耳に入ってくる二人のやり取りを黙って聞く。
他のみんなもあえて口を挟むことはない。
「…あたしてっきり、久々に仲直りして興奮して遅れたのかと思っちゃってさあ」
「そんなんじゃねえよ」
「…怒んないでよ」
「怒ってねえ」
いつだってニコニコしている爽太だけど、怒るときだってあるよね。
いつもむっつりしてる陽介が声を上げて笑うこともあるように。
でもそれってよっぽどのことなんだろうなって、思わなきゃいけない。
でもあたしはさ、やっぱり、思えない子なんだよ。
どうしようもない、ホント、最悪なヤツだったんだ。
意地張ってるところに一本喰らわされたら余計に意地が剥がれられなくなって、そもそも爽太のくせにあたしに刃向かうな、とかマジでクソ野郎なこと思いだしたりしちゃってさ、ほんと、悪循環。
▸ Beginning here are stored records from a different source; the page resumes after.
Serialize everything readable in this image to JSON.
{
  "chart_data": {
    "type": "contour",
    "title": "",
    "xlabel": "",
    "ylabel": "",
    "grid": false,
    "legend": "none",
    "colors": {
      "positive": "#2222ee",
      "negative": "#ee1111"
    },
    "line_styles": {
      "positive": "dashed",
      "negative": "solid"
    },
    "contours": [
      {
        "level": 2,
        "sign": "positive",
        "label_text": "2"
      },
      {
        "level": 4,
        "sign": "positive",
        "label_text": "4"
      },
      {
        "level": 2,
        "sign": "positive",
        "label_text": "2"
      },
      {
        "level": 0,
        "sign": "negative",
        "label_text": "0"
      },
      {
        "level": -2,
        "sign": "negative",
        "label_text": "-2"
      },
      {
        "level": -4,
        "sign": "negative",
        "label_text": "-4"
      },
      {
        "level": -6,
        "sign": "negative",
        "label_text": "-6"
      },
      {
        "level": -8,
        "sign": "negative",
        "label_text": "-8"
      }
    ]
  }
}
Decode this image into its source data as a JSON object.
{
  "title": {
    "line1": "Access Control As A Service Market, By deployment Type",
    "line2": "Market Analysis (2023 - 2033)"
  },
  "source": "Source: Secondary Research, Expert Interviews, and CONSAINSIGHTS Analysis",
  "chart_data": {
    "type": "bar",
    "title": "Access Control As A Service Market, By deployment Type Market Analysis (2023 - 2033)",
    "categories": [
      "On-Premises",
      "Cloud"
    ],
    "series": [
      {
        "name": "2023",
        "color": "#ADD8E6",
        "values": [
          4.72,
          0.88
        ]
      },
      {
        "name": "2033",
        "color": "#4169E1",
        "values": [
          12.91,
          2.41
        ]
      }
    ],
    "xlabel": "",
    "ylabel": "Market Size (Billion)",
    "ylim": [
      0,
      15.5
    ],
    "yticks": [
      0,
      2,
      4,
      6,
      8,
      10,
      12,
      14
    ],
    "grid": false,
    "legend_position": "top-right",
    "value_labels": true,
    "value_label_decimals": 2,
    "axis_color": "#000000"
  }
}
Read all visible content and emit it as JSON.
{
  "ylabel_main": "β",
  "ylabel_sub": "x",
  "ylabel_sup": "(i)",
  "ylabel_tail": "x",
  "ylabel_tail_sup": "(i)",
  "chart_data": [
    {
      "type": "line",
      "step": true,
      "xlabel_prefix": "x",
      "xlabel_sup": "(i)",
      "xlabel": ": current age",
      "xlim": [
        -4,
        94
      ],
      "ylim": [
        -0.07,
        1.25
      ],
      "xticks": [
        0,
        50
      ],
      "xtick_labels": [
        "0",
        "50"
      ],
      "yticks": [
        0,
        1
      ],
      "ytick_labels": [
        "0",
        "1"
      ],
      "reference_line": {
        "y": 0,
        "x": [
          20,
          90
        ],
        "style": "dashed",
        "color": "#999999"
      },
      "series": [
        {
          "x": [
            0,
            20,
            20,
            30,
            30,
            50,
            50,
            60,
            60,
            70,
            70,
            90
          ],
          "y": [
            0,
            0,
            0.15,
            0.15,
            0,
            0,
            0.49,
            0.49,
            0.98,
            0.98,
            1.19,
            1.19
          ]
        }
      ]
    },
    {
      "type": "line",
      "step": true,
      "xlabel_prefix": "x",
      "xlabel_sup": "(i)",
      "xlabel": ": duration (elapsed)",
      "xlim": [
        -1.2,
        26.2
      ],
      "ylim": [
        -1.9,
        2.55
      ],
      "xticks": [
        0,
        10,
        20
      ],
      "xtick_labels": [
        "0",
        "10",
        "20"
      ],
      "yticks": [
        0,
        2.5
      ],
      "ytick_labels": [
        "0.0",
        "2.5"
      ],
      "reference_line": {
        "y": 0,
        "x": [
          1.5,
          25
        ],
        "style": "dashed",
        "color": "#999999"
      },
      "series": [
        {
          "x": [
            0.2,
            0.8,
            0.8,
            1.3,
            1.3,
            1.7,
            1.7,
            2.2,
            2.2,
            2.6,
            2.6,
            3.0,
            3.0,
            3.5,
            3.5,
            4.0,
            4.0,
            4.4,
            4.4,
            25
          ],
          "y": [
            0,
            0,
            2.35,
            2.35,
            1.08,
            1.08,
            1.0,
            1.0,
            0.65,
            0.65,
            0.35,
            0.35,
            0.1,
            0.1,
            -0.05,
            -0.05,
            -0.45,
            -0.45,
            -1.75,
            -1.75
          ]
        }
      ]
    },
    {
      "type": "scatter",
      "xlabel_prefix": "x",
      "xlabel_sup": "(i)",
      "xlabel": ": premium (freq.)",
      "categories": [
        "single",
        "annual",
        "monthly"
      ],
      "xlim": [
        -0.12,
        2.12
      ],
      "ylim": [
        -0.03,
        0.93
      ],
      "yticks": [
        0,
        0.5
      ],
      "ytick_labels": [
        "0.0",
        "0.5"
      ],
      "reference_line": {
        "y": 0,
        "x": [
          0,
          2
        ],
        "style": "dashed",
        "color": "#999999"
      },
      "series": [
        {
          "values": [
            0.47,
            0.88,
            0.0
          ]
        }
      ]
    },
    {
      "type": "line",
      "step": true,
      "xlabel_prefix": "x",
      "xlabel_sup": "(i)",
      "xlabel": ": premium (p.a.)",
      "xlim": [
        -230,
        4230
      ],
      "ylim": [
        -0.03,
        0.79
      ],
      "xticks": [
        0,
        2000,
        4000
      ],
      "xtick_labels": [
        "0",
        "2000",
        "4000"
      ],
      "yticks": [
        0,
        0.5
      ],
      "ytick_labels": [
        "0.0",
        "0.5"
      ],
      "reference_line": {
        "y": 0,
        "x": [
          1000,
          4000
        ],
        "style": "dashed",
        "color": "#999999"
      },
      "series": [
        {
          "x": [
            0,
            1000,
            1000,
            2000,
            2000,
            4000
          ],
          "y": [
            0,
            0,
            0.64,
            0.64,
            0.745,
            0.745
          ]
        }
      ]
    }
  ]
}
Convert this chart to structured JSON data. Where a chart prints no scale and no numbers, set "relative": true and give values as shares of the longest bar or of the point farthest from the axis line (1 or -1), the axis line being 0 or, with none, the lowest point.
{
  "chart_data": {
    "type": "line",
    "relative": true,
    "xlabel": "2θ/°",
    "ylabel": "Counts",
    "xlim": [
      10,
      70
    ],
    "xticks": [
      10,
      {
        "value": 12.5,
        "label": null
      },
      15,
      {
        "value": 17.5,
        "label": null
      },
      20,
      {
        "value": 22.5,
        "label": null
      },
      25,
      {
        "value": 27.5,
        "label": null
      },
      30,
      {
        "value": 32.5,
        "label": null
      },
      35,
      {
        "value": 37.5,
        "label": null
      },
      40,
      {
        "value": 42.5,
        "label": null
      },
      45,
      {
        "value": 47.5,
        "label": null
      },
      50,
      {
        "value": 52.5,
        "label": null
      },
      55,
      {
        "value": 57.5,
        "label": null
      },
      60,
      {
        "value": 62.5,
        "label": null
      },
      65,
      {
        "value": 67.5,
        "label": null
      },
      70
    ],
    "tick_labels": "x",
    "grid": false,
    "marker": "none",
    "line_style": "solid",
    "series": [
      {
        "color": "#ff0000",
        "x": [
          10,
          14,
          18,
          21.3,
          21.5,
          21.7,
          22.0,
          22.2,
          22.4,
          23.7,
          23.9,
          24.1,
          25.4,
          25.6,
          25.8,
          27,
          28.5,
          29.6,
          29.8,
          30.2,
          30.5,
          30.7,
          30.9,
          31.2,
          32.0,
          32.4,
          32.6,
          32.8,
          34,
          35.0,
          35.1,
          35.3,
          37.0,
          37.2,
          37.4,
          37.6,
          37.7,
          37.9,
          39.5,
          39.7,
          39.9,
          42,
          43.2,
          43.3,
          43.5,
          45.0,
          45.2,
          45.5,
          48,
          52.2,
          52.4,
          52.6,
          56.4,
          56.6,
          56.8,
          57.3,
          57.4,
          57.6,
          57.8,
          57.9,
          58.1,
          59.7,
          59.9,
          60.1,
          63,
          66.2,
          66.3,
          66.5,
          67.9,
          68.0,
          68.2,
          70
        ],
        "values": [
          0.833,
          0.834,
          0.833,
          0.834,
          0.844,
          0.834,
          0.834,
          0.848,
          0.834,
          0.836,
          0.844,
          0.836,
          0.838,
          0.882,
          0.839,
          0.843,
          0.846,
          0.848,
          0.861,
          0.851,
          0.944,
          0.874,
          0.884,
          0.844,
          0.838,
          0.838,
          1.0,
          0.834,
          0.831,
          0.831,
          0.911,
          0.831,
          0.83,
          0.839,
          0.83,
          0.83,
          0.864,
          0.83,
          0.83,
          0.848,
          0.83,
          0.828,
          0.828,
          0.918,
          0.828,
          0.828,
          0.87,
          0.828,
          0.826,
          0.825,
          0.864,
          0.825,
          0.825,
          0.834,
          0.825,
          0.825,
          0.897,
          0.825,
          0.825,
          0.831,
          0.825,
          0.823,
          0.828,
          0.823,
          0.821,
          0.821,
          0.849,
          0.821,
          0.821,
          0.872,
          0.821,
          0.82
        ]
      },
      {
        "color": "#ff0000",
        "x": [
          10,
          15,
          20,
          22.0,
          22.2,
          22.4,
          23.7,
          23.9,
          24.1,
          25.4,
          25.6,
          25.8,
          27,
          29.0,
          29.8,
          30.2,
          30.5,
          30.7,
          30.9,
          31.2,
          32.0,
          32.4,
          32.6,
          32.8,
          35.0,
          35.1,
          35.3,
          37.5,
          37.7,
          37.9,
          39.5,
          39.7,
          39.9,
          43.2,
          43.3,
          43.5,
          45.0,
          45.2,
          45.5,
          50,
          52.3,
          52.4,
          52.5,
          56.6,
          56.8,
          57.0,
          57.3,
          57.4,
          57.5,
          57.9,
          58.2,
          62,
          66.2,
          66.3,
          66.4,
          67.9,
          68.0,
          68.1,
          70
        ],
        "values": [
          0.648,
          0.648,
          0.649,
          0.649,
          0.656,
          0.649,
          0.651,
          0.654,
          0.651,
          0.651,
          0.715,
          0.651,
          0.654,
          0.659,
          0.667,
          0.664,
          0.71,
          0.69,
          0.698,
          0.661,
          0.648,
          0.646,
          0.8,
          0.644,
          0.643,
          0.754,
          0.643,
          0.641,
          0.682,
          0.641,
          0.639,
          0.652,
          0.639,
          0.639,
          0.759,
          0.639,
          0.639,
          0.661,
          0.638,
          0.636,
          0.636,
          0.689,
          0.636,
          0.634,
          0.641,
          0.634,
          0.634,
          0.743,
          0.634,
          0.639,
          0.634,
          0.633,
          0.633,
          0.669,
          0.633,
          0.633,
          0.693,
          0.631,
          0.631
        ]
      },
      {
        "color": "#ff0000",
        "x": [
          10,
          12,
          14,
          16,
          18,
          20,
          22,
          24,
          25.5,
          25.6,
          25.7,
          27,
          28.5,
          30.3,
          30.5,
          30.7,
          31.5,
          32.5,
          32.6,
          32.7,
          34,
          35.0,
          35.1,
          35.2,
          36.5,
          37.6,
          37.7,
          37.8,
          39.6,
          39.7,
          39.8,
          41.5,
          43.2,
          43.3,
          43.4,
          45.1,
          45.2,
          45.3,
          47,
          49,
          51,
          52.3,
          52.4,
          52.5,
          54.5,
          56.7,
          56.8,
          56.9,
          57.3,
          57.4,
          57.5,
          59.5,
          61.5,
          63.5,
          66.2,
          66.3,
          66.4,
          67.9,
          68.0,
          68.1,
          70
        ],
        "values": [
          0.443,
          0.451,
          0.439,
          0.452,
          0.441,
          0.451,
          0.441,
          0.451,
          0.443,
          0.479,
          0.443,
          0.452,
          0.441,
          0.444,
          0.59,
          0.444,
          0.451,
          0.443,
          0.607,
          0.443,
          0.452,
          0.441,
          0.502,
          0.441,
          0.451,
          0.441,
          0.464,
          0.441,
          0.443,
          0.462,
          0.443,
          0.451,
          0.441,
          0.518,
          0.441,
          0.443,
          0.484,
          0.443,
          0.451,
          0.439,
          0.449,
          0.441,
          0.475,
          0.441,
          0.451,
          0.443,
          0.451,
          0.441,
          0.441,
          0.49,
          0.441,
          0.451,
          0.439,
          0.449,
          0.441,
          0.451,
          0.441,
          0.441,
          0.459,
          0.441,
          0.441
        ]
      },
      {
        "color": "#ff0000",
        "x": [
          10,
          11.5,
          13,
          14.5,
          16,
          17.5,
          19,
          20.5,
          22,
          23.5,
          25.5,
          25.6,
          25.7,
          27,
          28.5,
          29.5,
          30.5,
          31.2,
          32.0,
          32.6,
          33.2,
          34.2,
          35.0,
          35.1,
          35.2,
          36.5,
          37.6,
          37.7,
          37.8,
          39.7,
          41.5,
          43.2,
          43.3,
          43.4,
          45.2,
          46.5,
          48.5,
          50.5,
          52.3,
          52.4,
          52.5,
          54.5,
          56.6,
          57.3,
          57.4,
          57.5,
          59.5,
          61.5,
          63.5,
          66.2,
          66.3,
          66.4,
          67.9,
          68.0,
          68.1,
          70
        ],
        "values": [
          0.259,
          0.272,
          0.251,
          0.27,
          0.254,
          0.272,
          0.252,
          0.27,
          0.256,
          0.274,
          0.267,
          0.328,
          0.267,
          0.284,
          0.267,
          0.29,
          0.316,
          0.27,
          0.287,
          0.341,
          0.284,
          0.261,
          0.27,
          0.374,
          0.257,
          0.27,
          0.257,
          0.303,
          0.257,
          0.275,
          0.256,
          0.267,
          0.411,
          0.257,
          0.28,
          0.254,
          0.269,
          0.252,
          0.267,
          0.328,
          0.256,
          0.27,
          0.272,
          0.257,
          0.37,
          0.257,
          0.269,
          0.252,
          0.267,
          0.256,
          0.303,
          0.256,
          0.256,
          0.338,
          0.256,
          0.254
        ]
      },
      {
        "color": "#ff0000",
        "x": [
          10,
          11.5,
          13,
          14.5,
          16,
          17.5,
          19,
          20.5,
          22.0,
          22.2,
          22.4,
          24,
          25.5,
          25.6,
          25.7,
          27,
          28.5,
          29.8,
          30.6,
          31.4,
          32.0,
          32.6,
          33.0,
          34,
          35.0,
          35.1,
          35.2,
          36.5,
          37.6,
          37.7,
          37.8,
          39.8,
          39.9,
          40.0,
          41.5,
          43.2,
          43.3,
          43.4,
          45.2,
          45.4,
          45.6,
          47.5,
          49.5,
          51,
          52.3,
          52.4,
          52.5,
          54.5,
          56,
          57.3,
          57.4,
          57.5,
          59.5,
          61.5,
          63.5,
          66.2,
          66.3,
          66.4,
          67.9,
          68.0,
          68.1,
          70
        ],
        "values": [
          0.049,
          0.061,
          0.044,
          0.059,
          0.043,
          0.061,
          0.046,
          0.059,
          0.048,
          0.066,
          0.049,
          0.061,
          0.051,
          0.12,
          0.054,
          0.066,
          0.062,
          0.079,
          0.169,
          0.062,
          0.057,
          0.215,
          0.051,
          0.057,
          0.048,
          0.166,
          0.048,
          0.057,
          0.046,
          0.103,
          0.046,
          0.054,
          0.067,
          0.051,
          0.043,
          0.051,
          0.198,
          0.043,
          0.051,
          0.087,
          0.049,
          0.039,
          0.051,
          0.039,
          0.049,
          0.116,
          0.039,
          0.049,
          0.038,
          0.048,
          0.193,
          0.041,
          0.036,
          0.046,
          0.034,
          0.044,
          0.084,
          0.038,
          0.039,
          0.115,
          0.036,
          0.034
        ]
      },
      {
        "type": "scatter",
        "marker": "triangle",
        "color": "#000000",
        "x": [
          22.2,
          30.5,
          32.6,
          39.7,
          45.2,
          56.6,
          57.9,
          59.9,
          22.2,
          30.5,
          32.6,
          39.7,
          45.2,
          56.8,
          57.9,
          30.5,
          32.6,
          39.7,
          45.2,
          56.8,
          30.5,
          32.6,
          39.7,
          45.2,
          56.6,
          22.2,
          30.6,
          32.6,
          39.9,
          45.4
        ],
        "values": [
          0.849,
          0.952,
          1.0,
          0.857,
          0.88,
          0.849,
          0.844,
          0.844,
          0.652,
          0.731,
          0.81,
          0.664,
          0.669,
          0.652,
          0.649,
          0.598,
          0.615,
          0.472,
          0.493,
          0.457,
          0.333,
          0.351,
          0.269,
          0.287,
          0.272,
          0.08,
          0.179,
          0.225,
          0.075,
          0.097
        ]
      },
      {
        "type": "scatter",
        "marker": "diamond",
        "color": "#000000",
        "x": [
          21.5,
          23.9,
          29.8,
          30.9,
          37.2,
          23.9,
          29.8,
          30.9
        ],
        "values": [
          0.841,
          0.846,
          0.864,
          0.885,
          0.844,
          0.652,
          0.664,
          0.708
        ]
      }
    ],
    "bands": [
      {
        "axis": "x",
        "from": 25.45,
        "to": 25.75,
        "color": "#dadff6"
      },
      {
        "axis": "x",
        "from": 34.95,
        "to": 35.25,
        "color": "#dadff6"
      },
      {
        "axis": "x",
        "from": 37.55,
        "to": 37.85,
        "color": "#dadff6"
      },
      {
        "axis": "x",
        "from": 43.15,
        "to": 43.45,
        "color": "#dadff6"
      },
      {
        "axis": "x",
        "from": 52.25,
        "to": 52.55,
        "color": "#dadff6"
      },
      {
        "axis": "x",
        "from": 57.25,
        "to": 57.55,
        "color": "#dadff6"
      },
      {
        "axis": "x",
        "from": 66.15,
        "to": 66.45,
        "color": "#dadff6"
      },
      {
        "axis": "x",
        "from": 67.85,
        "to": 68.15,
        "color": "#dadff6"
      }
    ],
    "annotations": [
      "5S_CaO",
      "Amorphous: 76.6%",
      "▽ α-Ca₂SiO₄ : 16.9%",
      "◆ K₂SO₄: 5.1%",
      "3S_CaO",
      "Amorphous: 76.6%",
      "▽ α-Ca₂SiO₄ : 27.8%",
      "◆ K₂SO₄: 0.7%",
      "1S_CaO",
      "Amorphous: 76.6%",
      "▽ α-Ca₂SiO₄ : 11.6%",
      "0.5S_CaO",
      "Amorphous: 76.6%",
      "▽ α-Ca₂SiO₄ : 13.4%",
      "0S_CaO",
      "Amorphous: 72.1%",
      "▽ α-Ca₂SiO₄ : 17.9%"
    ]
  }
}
どうしてなりふり構わずに捕まえにきてくんないのかな、って、そんなこと考えてた。
それが出来ないほどの戸惑いを与えたことを承知していたけれど、やっぱりどうしても、どこか軽く見てたんだと思う。
あたしは彼に対していつまでも、どこまでも、高慢で傲慢だった。
「もーいーからメシ行こうぜ。腹減った」
そう言って歩き出した爽太はあたしの手を引いてはくれない。
様子を窺いもしない。
美湖、行こう。って、あの屈託のない笑みを見せることも。
ーーーこうして、6人で過ごした夏休みは、結局、じめじめした空気で終わりを告げたのでした。